Learn moreHow to tell the time in English?

10. ABANDON PERFECTIONISM

AT SOME POINT, SOMETHING’S GOTTA GIVE

If you’re uber busy, you may not only be trying to do everything, but also trying to do everything perfectly. If you really want to free up time (and relieve some stress), abandon your desire for perfection. Pushing yourself and striving to do your best is never a bad thing, of course, but at the end of the day, you only have 24 hours to work with.

  • Clean less: Perfectionism manifests in a number of ways, one of which may be cleaning. Don’t let your laundry basket rival Kilimanjaro, but take it easy on yourself. Trade in 10 minutes of dusting for 10 minutes on your Byki app, and the world won’t end.
  • Be decisive: If you’re trying too hard to make everything perfect, you risk overthinking your decisions. Think clearly and objectively about the task at hand and make an executive decision. Don’t waste time and stress yourself out by procrastinating.
  • Say no: The ability to say no is an important skill, whether you’re trying to free up time for language learning or not. Prioritize your activities and determine where language learning falls. Then try turning down a few commitments that rank lower on your list.
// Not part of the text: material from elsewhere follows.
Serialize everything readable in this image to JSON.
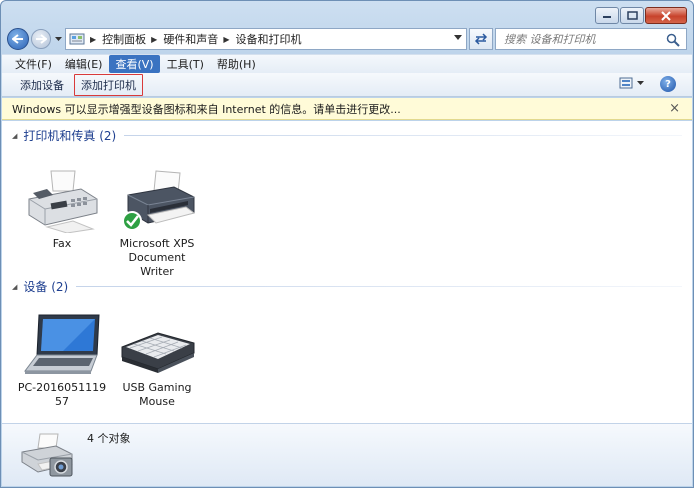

Remember that as you succeed, you are faced with more and more opportunities, and must learn to prioritize them. The opportunities coming your way are a result of your hard work, and turning them down does not make you a failure. Everyone is faced with the same time constraints, so your co-worker or friend will understand.

Life is short, time is of the essence, and all of those other clichés. Resolve to be excellent at just a few things, such as speaking your new language, and don’t sweat the rest.